The code is as follows:

float PID_realize(float speed){

pid.SetSpeed＝speed；

pid.err＝pid.SetSpeed-pid.ActualSpeed；

pid.integral+＝pid.err；

pid.voltage＝pid.Kp*pid.err+pid.Ki*pid.integral+pid.Kd*(pid.err-pi

d.err_last)；

pid.err_last＝pid.err；

pid.ActualSpeed＝pid.voltage*1.0；

return pid.ActualSpeed；

}

the system sets three parameters Kp 1, Ki 1 and Kd 1.

Optionally, the adaptive speed-adjusting transmission system further includes a display module 5, such as an OLED display, which can receive the measurement result of the encoder 4 and the image transmitted by the control unit 11, and display the image of the article detected by the camera module and the current rotation speed of the driving motor in real time.

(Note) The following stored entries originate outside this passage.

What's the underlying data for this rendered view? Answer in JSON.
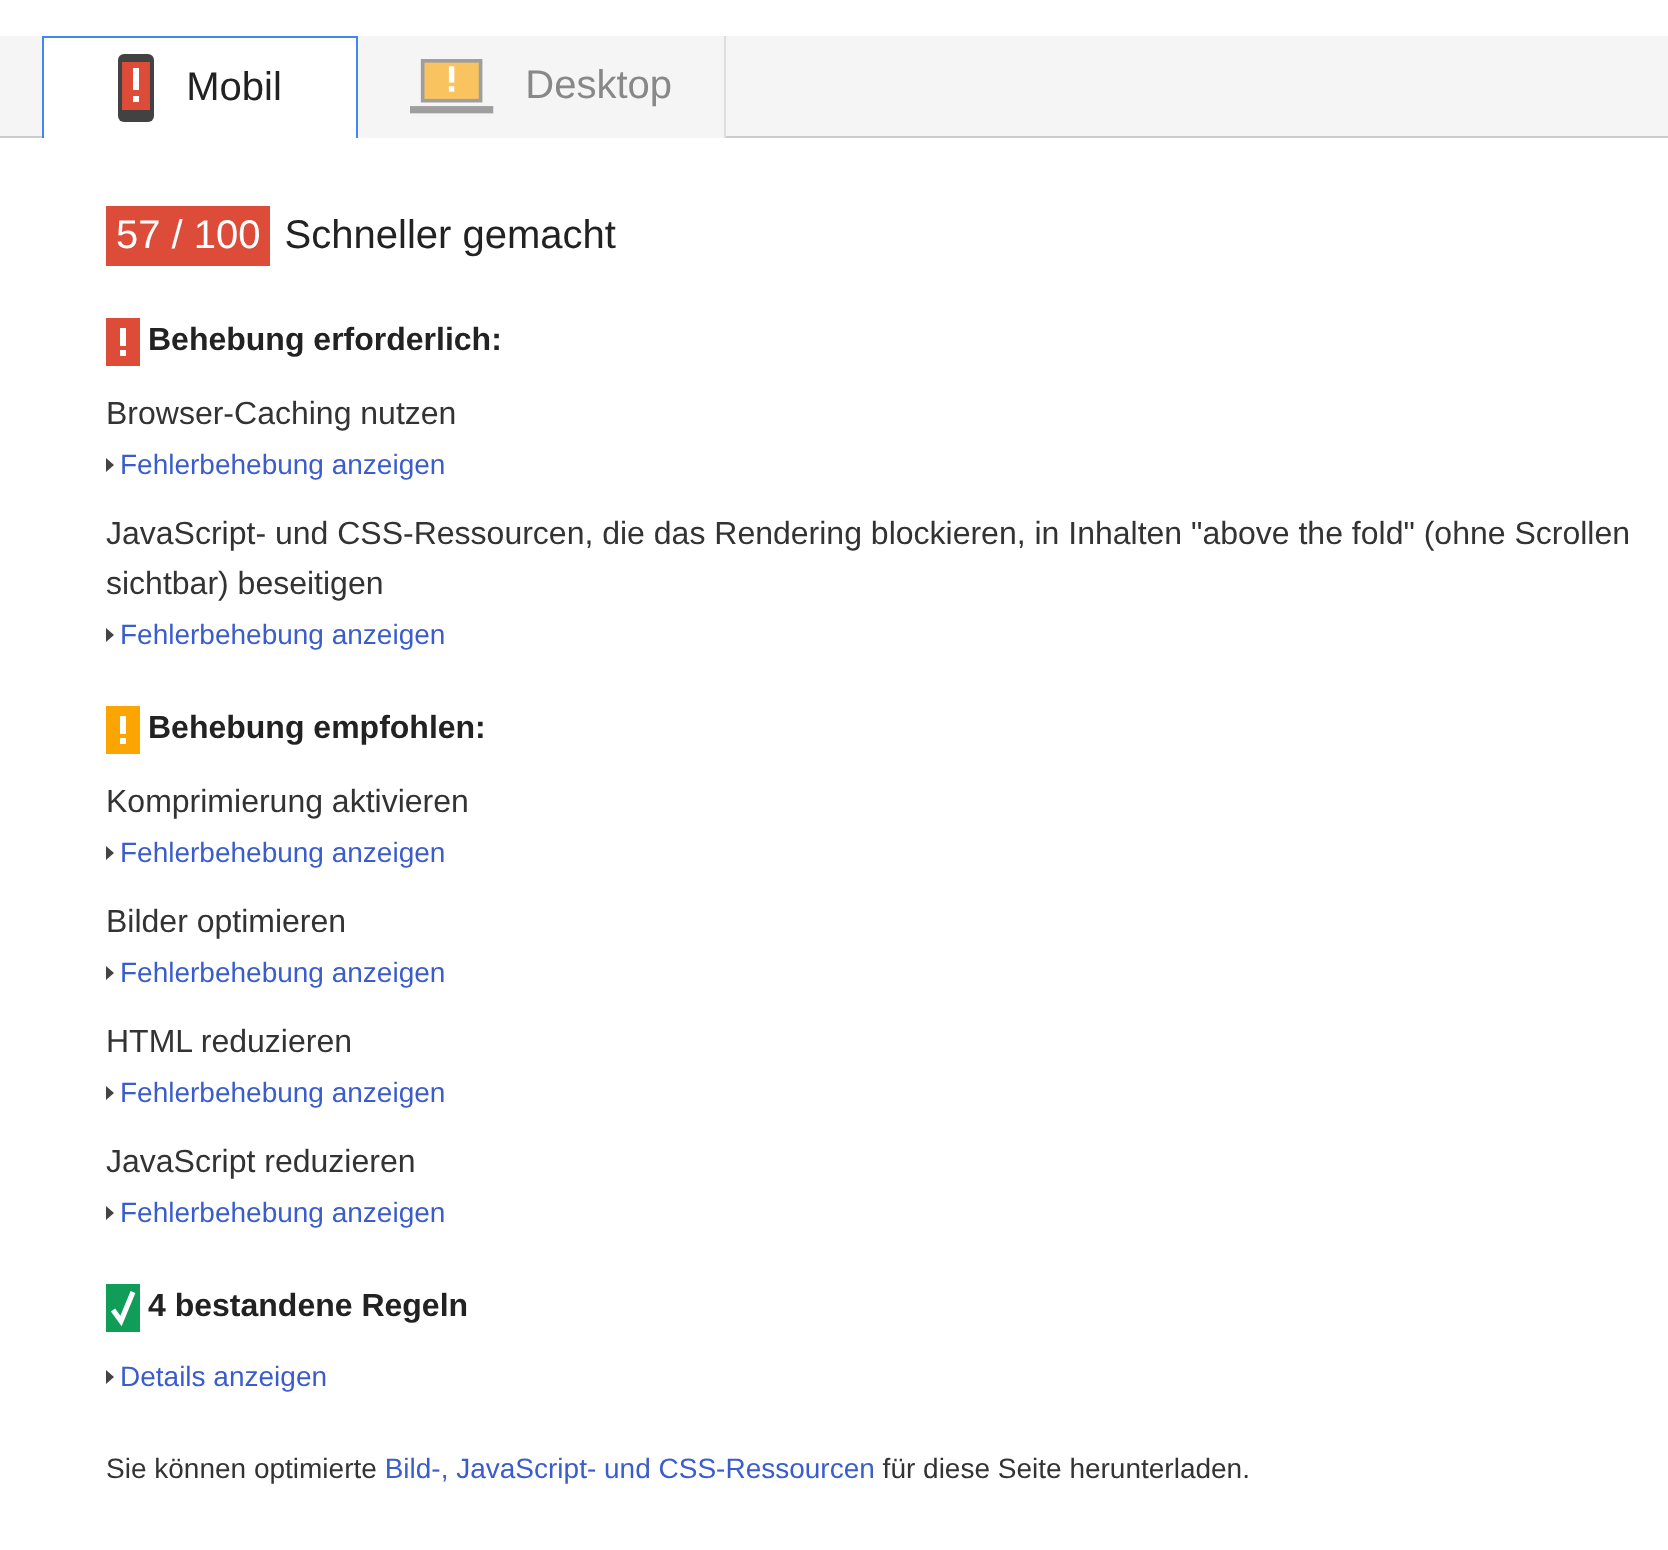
{
  "tabs": [
    {
      "label": "Mobil",
      "kind": "mobile",
      "selected": true
    },
    {
      "label": "Desktop",
      "kind": "desktop",
      "selected": false
    }
  ],
  "score": {
    "value": "57 / 100",
    "label": "Schneller gemacht"
  },
  "sections": [
    {
      "kind": "error",
      "heading": "Behebung erforderlich:",
      "items": [
        {
          "title": "Browser-Caching nutzen",
          "link": "Fehlerbehebung anzeigen"
        },
        {
          "title": "JavaScript- und CSS-Ressourcen, die das Rendering blockieren, in Inhalten \"above the fold\" (ohne Scrollen sichtbar) beseitigen",
          "link": "Fehlerbehebung anzeigen"
        }
      ]
    },
    {
      "kind": "warning",
      "heading": "Behebung empfohlen:",
      "items": [
        {
          "title": "Komprimierung aktivieren",
          "link": "Fehlerbehebung anzeigen"
        },
        {
          "title": "Bilder optimieren",
          "link": "Fehlerbehebung anzeigen"
        },
        {
          "title": "HTML reduzieren",
          "link": "Fehlerbehebung anzeigen"
        },
        {
          "title": "JavaScript reduzieren",
          "link": "Fehlerbehebung anzeigen"
        }
      ]
    },
    {
      "kind": "pass",
      "heading": "4 bestandene Regeln",
      "items": [
        {
          "link": "Details anzeigen"
        }
      ]
    }
  ],
  "footer": {
    "before": "Sie können optimierte ",
    "link": "Bild-, JavaScript- und CSS-Ressourcen",
    "after": " für diese Seite herunterladen."
  }
}
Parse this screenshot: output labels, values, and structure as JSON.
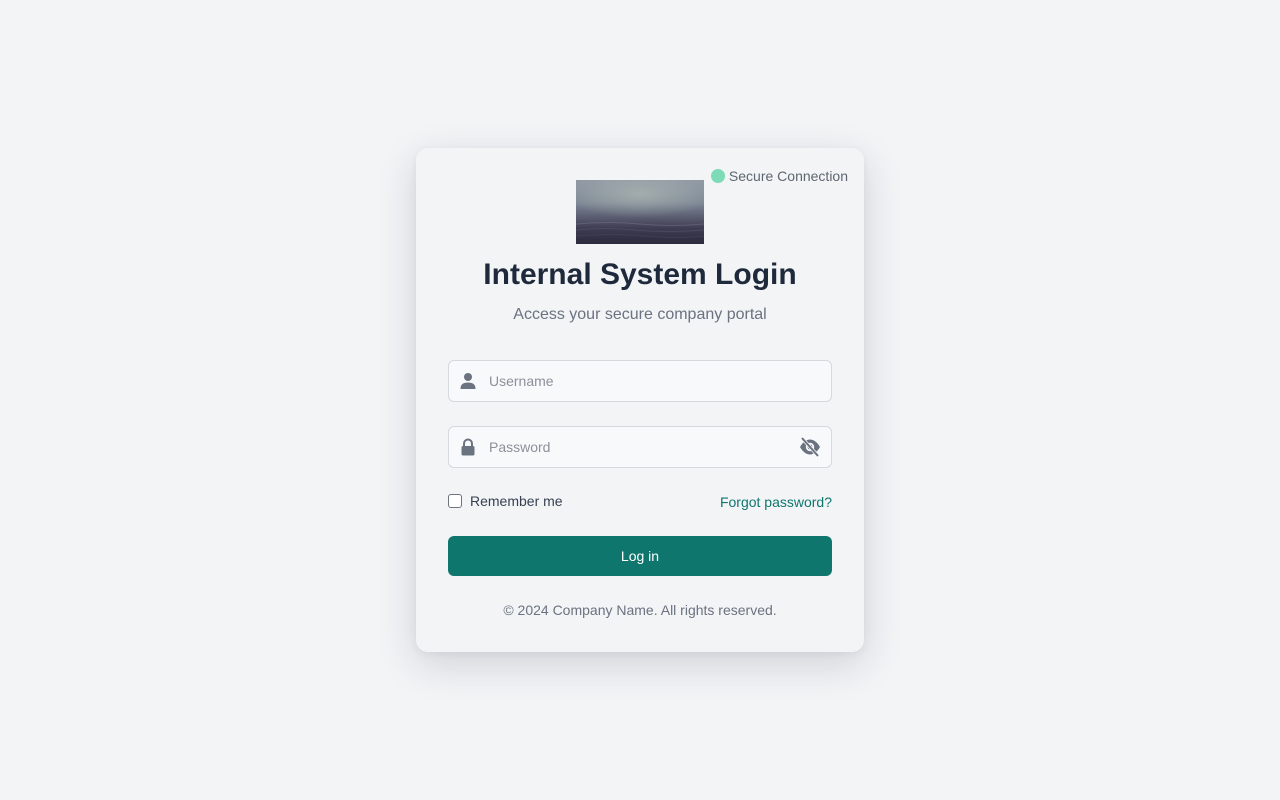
{
  "status": {
    "secure_label": "Secure Connection",
    "secure_color": "#7ddbb8"
  },
  "header": {
    "logo_icon": "foggy-sea-image",
    "title": "Internal System Login",
    "subtitle": "Access your secure company portal"
  },
  "form": {
    "username": {
      "placeholder": "Username",
      "value": "",
      "icon": "user-icon"
    },
    "password": {
      "placeholder": "Password",
      "value": "",
      "icon": "lock-icon",
      "toggle_icon": "eye-off-icon"
    },
    "remember_label": "Remember me",
    "remember_checked": false,
    "forgot_label": "Forgot password?",
    "submit_label": "Log in"
  },
  "footer": {
    "copyright": "© 2024 Company Name. All rights reserved."
  },
  "colors": {
    "accent": "#0f766e",
    "background": "#f2f4f6",
    "title": "#1e293b"
  }
}
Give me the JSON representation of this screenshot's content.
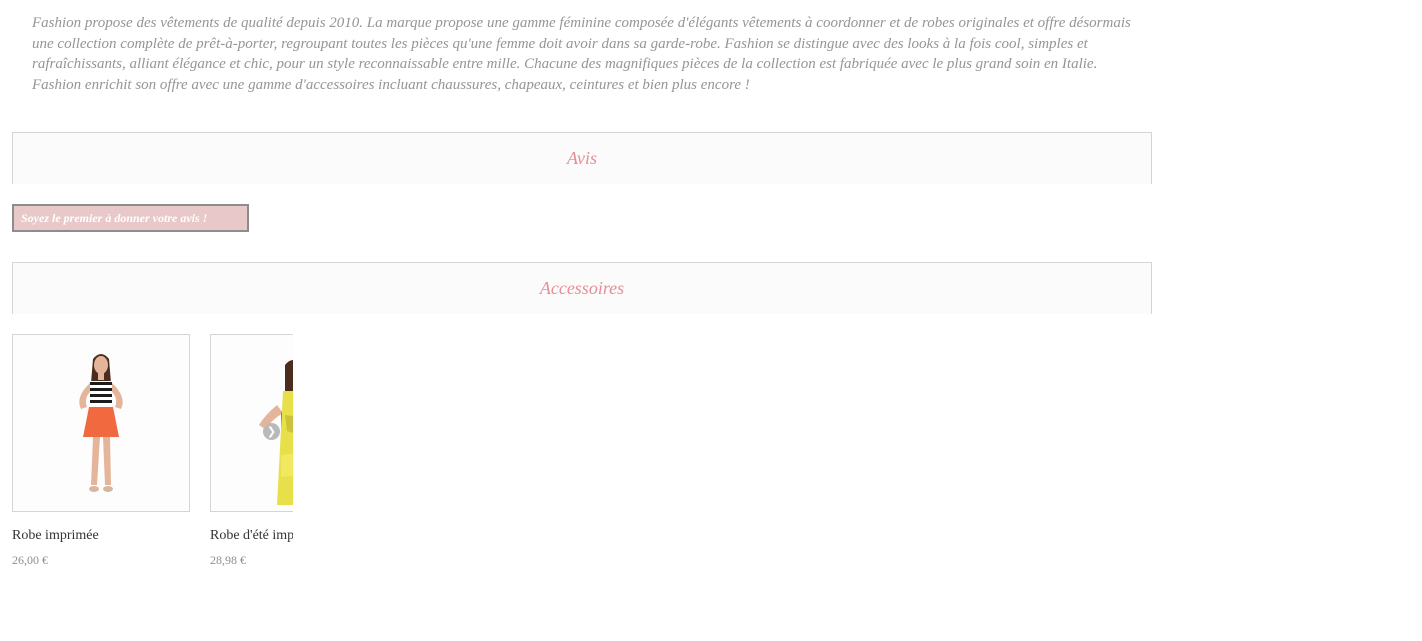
{
  "product_description": "Fashion propose des vêtements de qualité depuis 2010. La marque propose une gamme féminine composée d'élégants vêtements à coordonner et de robes originales et offre désormais une collection complète de prêt-à-porter, regroupant toutes les pièces qu'une femme doit avoir dans sa garde-robe. Fashion se distingue avec des looks à la fois cool, simples et rafraîchissants, alliant élégance et chic, pour un style reconnaissable entre mille. Chacune des magnifiques pièces de la collection est fabriquée avec le plus grand soin en Italie. Fashion enrichit son offre avec une gamme d'accessoires incluant chaussures, chapeaux, ceintures et bien plus encore !",
  "reviews": {
    "title": "Avis",
    "write_first_review_label": "Soyez le premier à donner votre avis !"
  },
  "accessories": {
    "title": "Accessoires",
    "next_icon": "chevron-right-icon",
    "products": [
      {
        "name": "Robe imprimée",
        "price": "26,00 €"
      },
      {
        "name": "Robe d'été imprimée",
        "price": "28,98 €"
      }
    ]
  },
  "colors": {
    "accent_title": "#e58e96",
    "description_text": "#959595",
    "button_bg": "#e8c8c8",
    "header_bg": "#fbfbfb"
  }
}
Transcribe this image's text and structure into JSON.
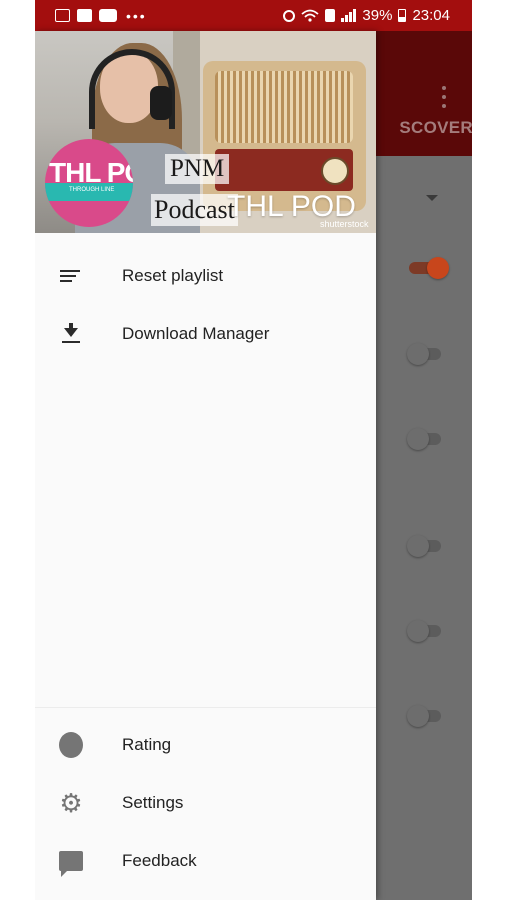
{
  "status_bar": {
    "battery": "39%",
    "time": "23:04",
    "overflow_dots": "•••",
    "colors": {
      "background": "#a30e0e"
    }
  },
  "background_app": {
    "tab_label": "SCOVER",
    "toggles": [
      {
        "state": "on"
      },
      {
        "state": "off"
      },
      {
        "state": "off"
      },
      {
        "state": "off"
      },
      {
        "state": "off"
      },
      {
        "state": "off"
      }
    ],
    "colors": {
      "accent": "#c8461c"
    }
  },
  "drawer": {
    "header": {
      "logo_text": "THL POD",
      "logo_subtext": "THROUGH LINE",
      "overlay_line1": "PNM",
      "overlay_line2": "Podcast",
      "overlay_brand": "THL POD",
      "watermark": "shutterstock"
    },
    "menu_items": [
      {
        "label": "Reset playlist",
        "icon": "reset-playlist-icon"
      },
      {
        "label": "Download Manager",
        "icon": "download-icon"
      }
    ],
    "footer_items": [
      {
        "label": "Rating",
        "icon": "rating-icon"
      },
      {
        "label": "Settings",
        "icon": "settings-gear-icon"
      },
      {
        "label": "Feedback",
        "icon": "feedback-icon"
      }
    ]
  }
}
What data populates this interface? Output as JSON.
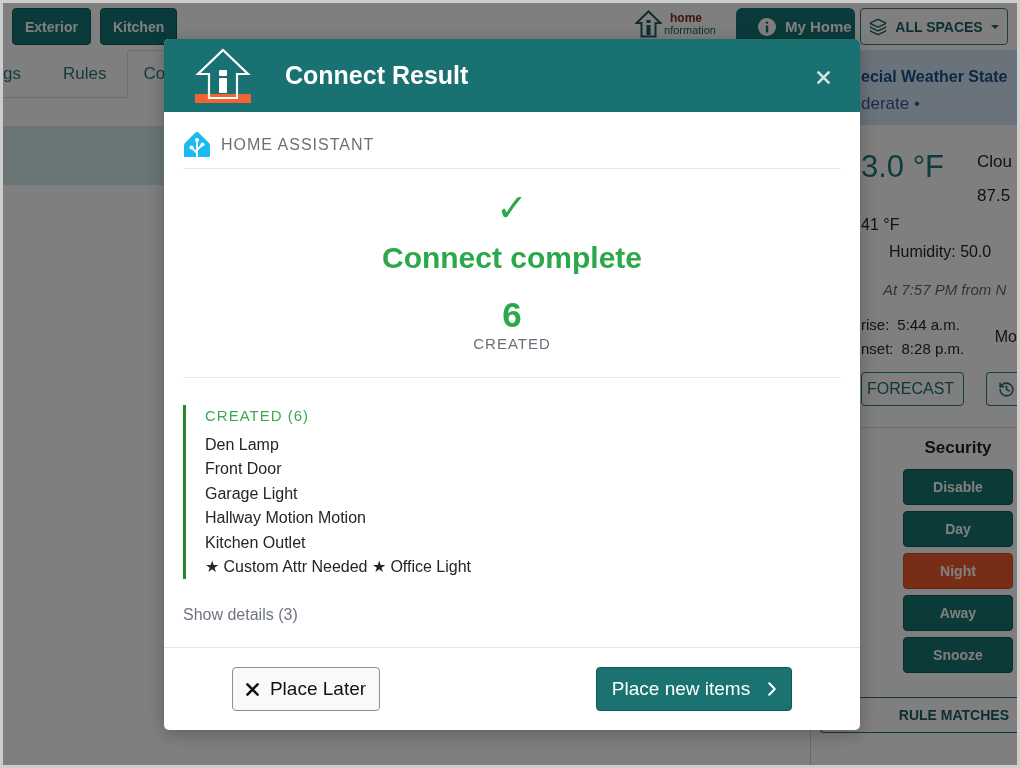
{
  "top_bar": {
    "room_buttons": [
      "Exterior",
      "Kitchen"
    ],
    "logo": [
      "home",
      "nformation"
    ],
    "my_home_button": "My Home",
    "spaces_menu": "ALL SPACES"
  },
  "tabs": [
    {
      "label": "gs",
      "selected": false
    },
    {
      "label": "Rules",
      "selected": false
    },
    {
      "label": "Co",
      "selected": true
    }
  ],
  "weather": {
    "title": "ecial Weather State",
    "subtitle": "derate •",
    "temperature": "3.0 °F",
    "condition": "Clou",
    "reading": "87.5",
    "low": "41 °F",
    "humidity": "Humidity: 50.0",
    "observed": "At 7:57 PM from N",
    "sunrise": {
      "label": "rise:",
      "time": "5:44 a.m."
    },
    "sunset": {
      "label": "nset:",
      "time": "8:28 p.m."
    },
    "moon": "Mo",
    "forecast_button": "FORECAST"
  },
  "security": {
    "title": "Security",
    "modes": [
      {
        "label": "Disable",
        "selected": false
      },
      {
        "label": "Day",
        "selected": false
      },
      {
        "label": "Night",
        "selected": true
      },
      {
        "label": "Away",
        "selected": false
      },
      {
        "label": "Snooze",
        "selected": false
      }
    ]
  },
  "rule_matches_button": "RULE MATCHES",
  "dialog": {
    "title": "Connect Result",
    "source": "HOME ASSISTANT",
    "status_mark": "✓",
    "status": "Connect complete",
    "count": "6",
    "count_label": "CREATED",
    "section": {
      "heading": "CREATED (6)",
      "items": [
        "Den Lamp",
        "Front Door",
        "Garage Light",
        "Hallway Motion Motion",
        "Kitchen Outlet",
        "★ Custom Attr Needed ★ Office Light"
      ]
    },
    "details_toggle": "Show details (3)",
    "buttons": [
      {
        "kind": "secondary",
        "label": "Place Later"
      },
      {
        "kind": "primary",
        "label": "Place new items"
      }
    ]
  }
}
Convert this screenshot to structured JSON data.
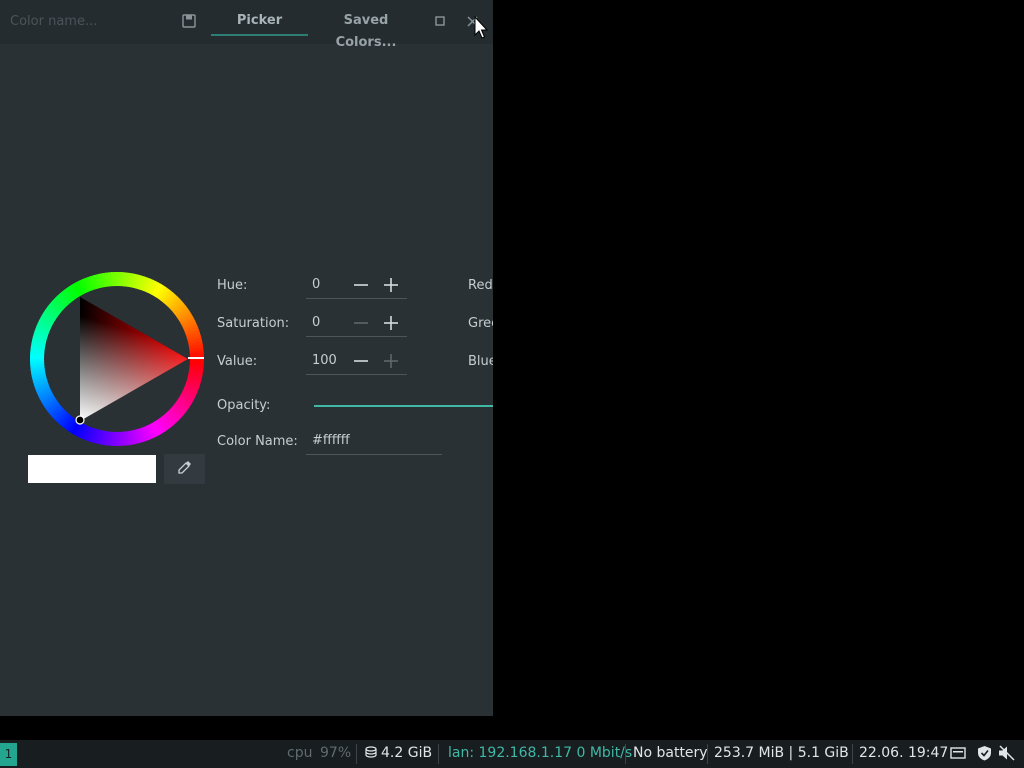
{
  "window": {
    "name_placeholder": "Color name...",
    "tabs": [
      {
        "label": "Picker",
        "active": true
      },
      {
        "label": "Saved Colors...",
        "active": false
      }
    ]
  },
  "picker": {
    "fields": [
      {
        "label": "Hue:",
        "value": "0"
      },
      {
        "label": "Saturation:",
        "value": "0"
      },
      {
        "label": "Value:",
        "value": "100"
      }
    ],
    "rgb_labels": [
      "Red",
      "Green",
      "Blue"
    ],
    "opacity_label": "Opacity:",
    "opacity_fraction": 1.0,
    "color_name_label": "Color Name:",
    "color_name_value": "#ffffff",
    "current_color": "#ffffff"
  },
  "taskbar": {
    "workspace": "1",
    "cpu_label": "cpu",
    "cpu_value": "97%",
    "disk": "4.2 GiB",
    "lan": "lan: 192.168.1.17 0 Mbit/s",
    "battery": "No battery",
    "memory": "253.7 MiB | 5.1 GiB",
    "datetime": "22.06. 19:47"
  },
  "colors": {
    "accent": "#3fb9a6",
    "window_bg": "#2a3135",
    "workspace_bg": "#24a58f"
  }
}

In summary, in the adaptive speed-adjusting transmission system provided in the embodiment of the present invention, the transmission module includes a driving motor and a transmission belt, and the driving motor is used for driving the transmission belt to transport articles; the camera module is used for detecting the quantity of the articles on the conveying belt in real time and sending out a control signal according to a detection result; the speed changing module is connected with the driving motor and used for receiving the control signal and controlling the rotating speed of the driving motor according to the control signal. Therefore, the function of adaptively adjusting the rotating speed of the driving motor is realized, the structure is simple, the anti-interference performance is strong, and the self-adaptive rotary speed adjusting device can be used in the occasions which are not monitored and need the adaptive rotary speed adjustment, such as a hand elevator, a conveyor belt in a factory, a refrigerating system in the factory and the like, and has great significance for saving energy.

The above description is only a preferred embodiment of the present invention, and does not limit the present invention in any way. It will be understood by those skilled in the art that various changes, substitutions and alterations can be made herein without departing from the spirit and scope of the invention as defined by the appended claims.